La spirale di violenze, che negli ultimi giorni ha di nuovo visto scorrere ripetutamente il sangue nelle aree a ridosso del confine tra Israele e la Striscia, è stata punteggiata da scambi di colpi e da qualche raid aereo. Fino all’incursione serale compiuta da un drone israeliano (velivolo senza pilota), un cui missile ha centrato a Gaza City, nel quartiere di Zeitun, un commando di miliziani della Jihad Islamica impegnato a lanciare razzi verso la città di Ashqelon, uccidendone quattro.
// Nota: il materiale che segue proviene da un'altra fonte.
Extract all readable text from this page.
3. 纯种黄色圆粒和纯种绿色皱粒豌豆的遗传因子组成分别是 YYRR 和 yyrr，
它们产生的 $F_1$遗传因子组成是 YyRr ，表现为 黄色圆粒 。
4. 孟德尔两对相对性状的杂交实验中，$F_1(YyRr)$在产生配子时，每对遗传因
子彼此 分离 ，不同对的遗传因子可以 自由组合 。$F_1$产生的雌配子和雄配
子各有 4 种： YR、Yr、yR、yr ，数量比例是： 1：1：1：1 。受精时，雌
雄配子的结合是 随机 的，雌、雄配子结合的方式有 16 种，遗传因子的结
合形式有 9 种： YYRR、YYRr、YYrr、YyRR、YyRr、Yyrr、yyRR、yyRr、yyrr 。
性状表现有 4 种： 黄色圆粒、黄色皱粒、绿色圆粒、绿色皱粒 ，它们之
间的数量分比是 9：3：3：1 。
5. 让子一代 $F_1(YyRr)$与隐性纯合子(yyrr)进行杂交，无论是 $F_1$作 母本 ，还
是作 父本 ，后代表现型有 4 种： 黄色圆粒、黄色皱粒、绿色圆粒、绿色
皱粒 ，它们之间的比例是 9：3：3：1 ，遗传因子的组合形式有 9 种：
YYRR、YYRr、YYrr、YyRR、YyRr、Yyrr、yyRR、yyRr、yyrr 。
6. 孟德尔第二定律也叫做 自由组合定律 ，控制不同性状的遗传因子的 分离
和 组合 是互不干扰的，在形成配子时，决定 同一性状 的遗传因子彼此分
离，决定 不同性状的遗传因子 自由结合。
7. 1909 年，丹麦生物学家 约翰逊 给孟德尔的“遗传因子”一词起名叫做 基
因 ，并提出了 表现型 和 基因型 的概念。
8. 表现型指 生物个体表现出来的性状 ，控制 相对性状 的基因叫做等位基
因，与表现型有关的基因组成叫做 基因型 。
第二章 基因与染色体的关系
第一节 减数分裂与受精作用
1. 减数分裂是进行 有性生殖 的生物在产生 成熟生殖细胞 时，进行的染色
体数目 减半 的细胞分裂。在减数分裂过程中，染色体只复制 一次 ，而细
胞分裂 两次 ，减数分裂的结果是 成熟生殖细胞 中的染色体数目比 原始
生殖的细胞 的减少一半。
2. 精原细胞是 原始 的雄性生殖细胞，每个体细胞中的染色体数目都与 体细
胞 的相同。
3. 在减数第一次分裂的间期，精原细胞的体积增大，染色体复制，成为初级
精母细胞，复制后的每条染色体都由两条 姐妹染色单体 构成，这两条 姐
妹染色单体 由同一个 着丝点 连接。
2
L’episodio più sconcertante è stata tuttavia alcune ore prima l’uccisione dei quattro civili palestinesi avvenuta al culmine di una sequenza di scontri che sin dallo scorso sabato, dopo decine di colpi di mortai sul territorio israeliano, hanno contrapposto le milizie radicali palestinesi alle forze armate d’Israele. Fino a sfociare la scorsa notte in una ondata particolarmente intensa di raid notturni dell’aviazione con la Stella di David contro campi d’addestramento di miliziani, tunnel per il contrabbando di armi e altri obiettivi, conclusasi con un primo bilancio d’una ventina di feriti.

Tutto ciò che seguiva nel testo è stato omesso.